Auditing the complications of LLETZ cervical treatment versus cold-coagulation over a one-year period (2017)

Type of publication:
Conference abstract

Author(s):
*Ali N.; *Kandareachichi P.; *Blackmore J.; *Papoutsis D.; *Panikkar J.

Citation:
BJOG: An International Journal of Obstetrics and Gynaecology; Nov 2017; vol. 124 ; p. 33

Abstract:
Introduction We aim to audit the complication rates of women treated with either LLETZ cervical treatment or cold-coagulation in our colposcopy unit against the standards set out by the NHSCSP guidelines. It is reported that the proportion of treatment associated with primary haemorrhage that requires a haemostatic technique must be less than 5%, and the proportion of cases admitted as inpatients because of treatment complications must be less than 2%. Methods We retrospectively collected data from our electronic colposcopy database for women treated over the time period of August 2015 – July 2016. Hospital notes were retrieved for those who were identified with complications for further data collection. Results We identified 494 patients with LLETZ and 24 patients with cold-coagulation treatment.
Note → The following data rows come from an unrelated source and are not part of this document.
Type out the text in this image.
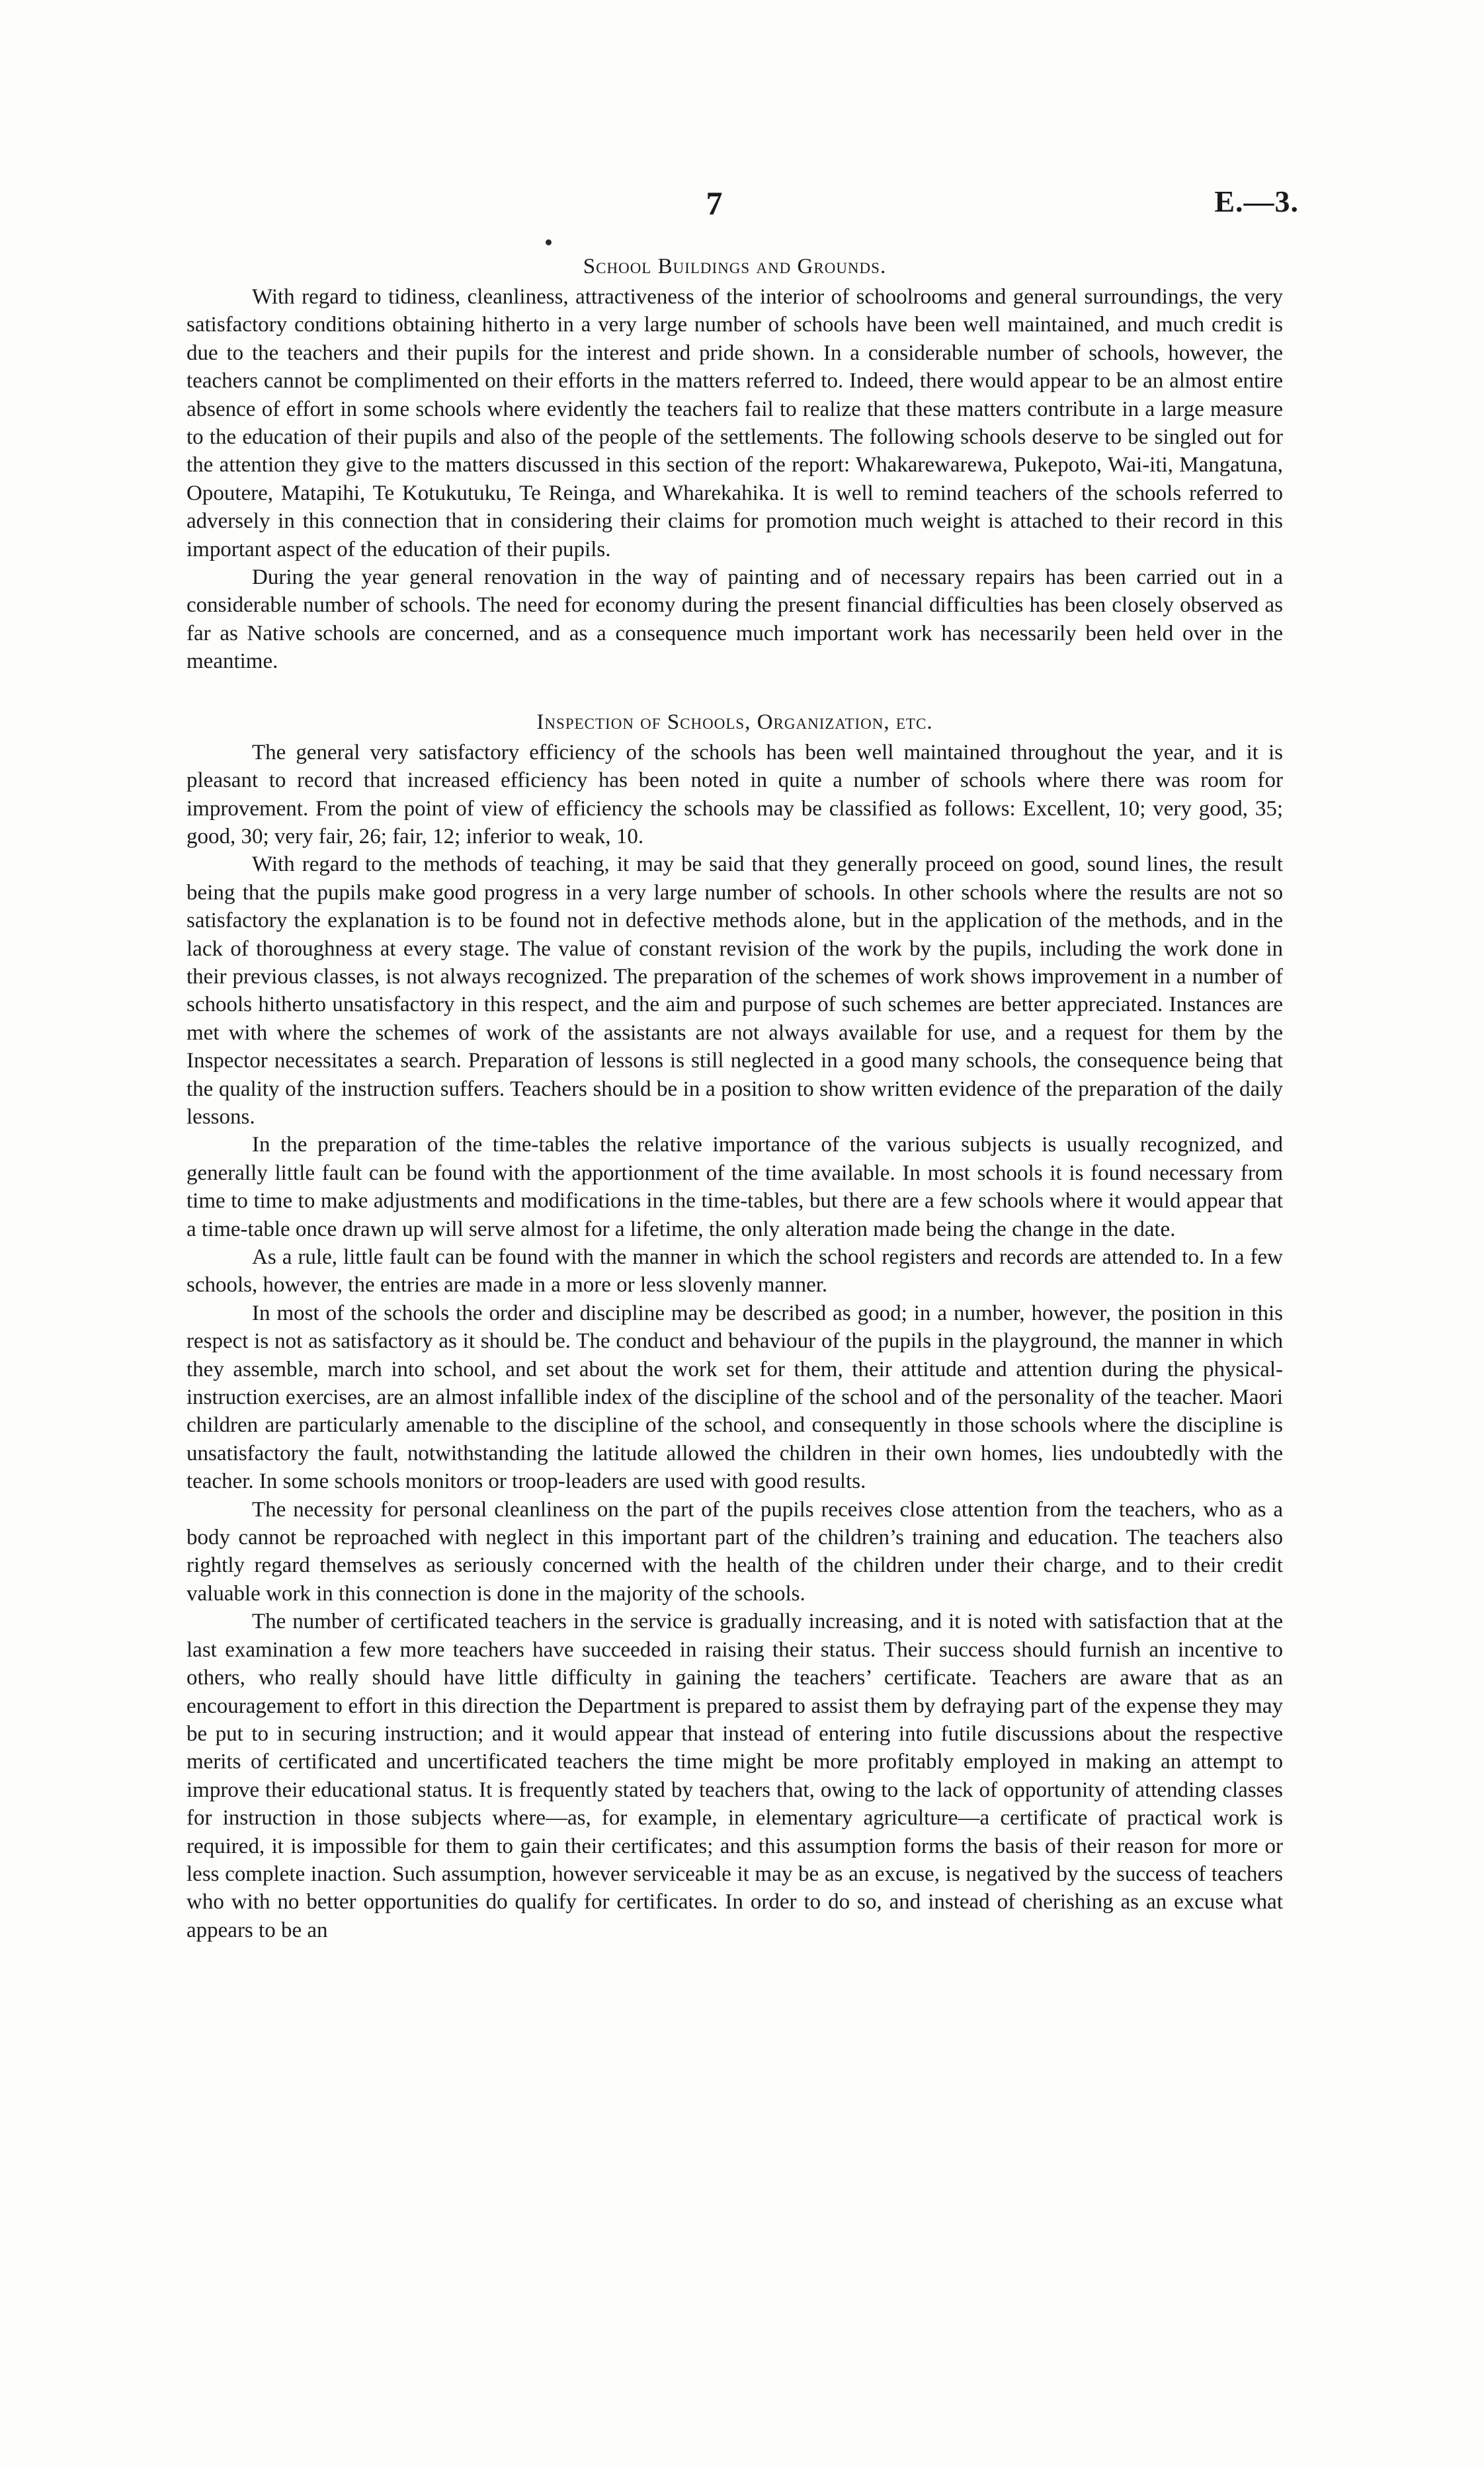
7	E.—3.

School Buildings and Grounds.

With regard to tidiness, cleanliness, attractiveness of the interior of schoolrooms and general surroundings, the very satisfactory conditions obtaining hitherto in a very large number of schools have been well maintained, and much credit is due to the teachers and their pupils for the interest and pride shown. In a considerable number of schools, however, the teachers cannot be complimented on their efforts in the matters referred to. Indeed, there would appear to be an almost entire absence of effort in some schools where evidently the teachers fail to realize that these matters contribute in a large measure to the education of their pupils and also of the people of the settlements. The following schools deserve to be singled out for the attention they give to the matters discussed in this section of the report: Whakarewarewa, Pukepoto, Wai-iti, Mangatuna, Opoutere, Matapihi, Te Kotukutuku, Te Reinga, and Wharekahika. It is well to remind teachers of the schools referred to adversely in this connection that in considering their claims for promotion much weight is attached to their record in this important aspect of the education of their pupils.

During the year general renovation in the way of painting and of necessary repairs has been carried out in a considerable number of schools. The need for economy during the present financial difficulties has been closely observed as far as Native schools are concerned, and as a consequence much important work has necessarily been held over in the meantime.

Inspection of Schools, Organization, etc.

The general very satisfactory efficiency of the schools has been well maintained throughout the year, and it is pleasant to record that increased efficiency has been noted in quite a number of schools where there was room for improvement. From the point of view of efficiency the schools may be classified as follows: Excellent, 10; very good, 35; good, 30; very fair, 26; fair, 12; inferior to weak, 10.

With regard to the methods of teaching, it may be said that they generally proceed on good, sound lines, the result being that the pupils make good progress in a very large number of schools. In other schools where the results are not so satisfactory the explanation is to be found not in defective methods alone, but in the application of the methods, and in the lack of thoroughness at every stage. The value of constant revision of the work by the pupils, including the work done in their previous classes, is not always recognized. The preparation of the schemes of work shows improvement in a number of schools hitherto unsatisfactory in this respect, and the aim and purpose of such schemes are better appreciated. Instances are met with where the schemes of work of the assistants are not always available for use, and a request for them by the Inspector necessitates a search. Preparation of lessons is still neglected in a good many schools, the consequence being that the quality of the instruction suffers. Teachers should be in a position to show written evidence of the preparation of the daily lessons.

In the preparation of the time-tables the relative importance of the various subjects is usually recognized, and generally little fault can be found with the apportionment of the time available. In most schools it is found necessary from time to time to make adjustments and modifications in the time-tables, but there are a few schools where it would appear that a time-table once drawn up will serve almost for a lifetime, the only alteration made being the change in the date.

As a rule, little fault can be found with the manner in which the school registers and records are attended to. In a few schools, however, the entries are made in a more or less slovenly manner.

In most of the schools the order and discipline may be described as good; in a number, however, the position in this respect is not as satisfactory as it should be. The conduct and behaviour of the pupils in the playground, the manner in which they assemble, march into school, and set about the work set for them, their attitude and attention during the physical-instruction exercises, are an almost infallible index of the discipline of the school and of the personality of the teacher. Maori children are particularly amenable to the discipline of the school, and consequently in those schools where the discipline is unsatisfactory the fault, notwithstanding the latitude allowed the children in their own homes, lies undoubtedly with the teacher. In some schools monitors or troop-leaders are used with good results.

The necessity for personal cleanliness on the part of the pupils receives close attention from the teachers, who as a body cannot be reproached with neglect in this important part of the children’s training and education. The teachers also rightly regard themselves as seriously concerned with the health of the children under their charge, and to their credit valuable work in this connection is done in the majority of the schools.

The number of certificated teachers in the service is gradually increasing, and it is noted with satisfaction that at the last examination a few more teachers have succeeded in raising their status. Their success should furnish an incentive to others, who really should have little difficulty in gaining the teachers’ certificate. Teachers are aware that as an encouragement to effort in this direction the Department is prepared to assist them by defraying part of the expense they may be put to in securing instruction; and it would appear that instead of entering into futile discussions about the respective merits of certificated and uncertificated teachers the time might be more profitably employed in making an attempt to improve their educational status. It is frequently stated by teachers that, owing to the lack of opportunity of attending classes for instruction in those subjects where—as, for example, in elementary agriculture—a certificate of practical work is required, it is impossible for them to gain their certificates; and this assumption forms the basis of their reason for more or less complete inaction. Such assumption, however serviceable it may be as an excuse, is negatived by the success of teachers who with no better opportunities do qualify for certificates. In order to do so, and instead of cherishing as an excuse what appears to be an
There were no complications noted after cold-coagulation. There were 12/494 (2.4%) patients who had post-LLETZ bleeding with one patient being admitted as an inpatient for further management (1/518 or 0.2). The bleeding occurred between 2-28 days after treatment, with 42% of women having had treatment under a general anaesthetic mainly due to a large lesion size. The mean age of women with bleeding was 39 years (range: 27-59) with a mean BMI of 26 kg/m2 (range: 17-34). Only one in three women with bleeding required oral antibiotics, and less than 8% of women had a temporary vaginal pack. All women with bleeding were self-referred directly to the colposcopy service without prior GP consultation/examination. Conclusion We are compliant with the NHS-CSP auditable standards with regards to post-treatment complications and inpatient admissions. As very few women actually necessitated further management this puts into question the appropriateness of the initial referral of these women. Areas for improvement therefore involve educating both staff and patients about the possibility of bleeding after excisional treatment and the role of the GP in reviewing these women before onward referral to the colposcopy service.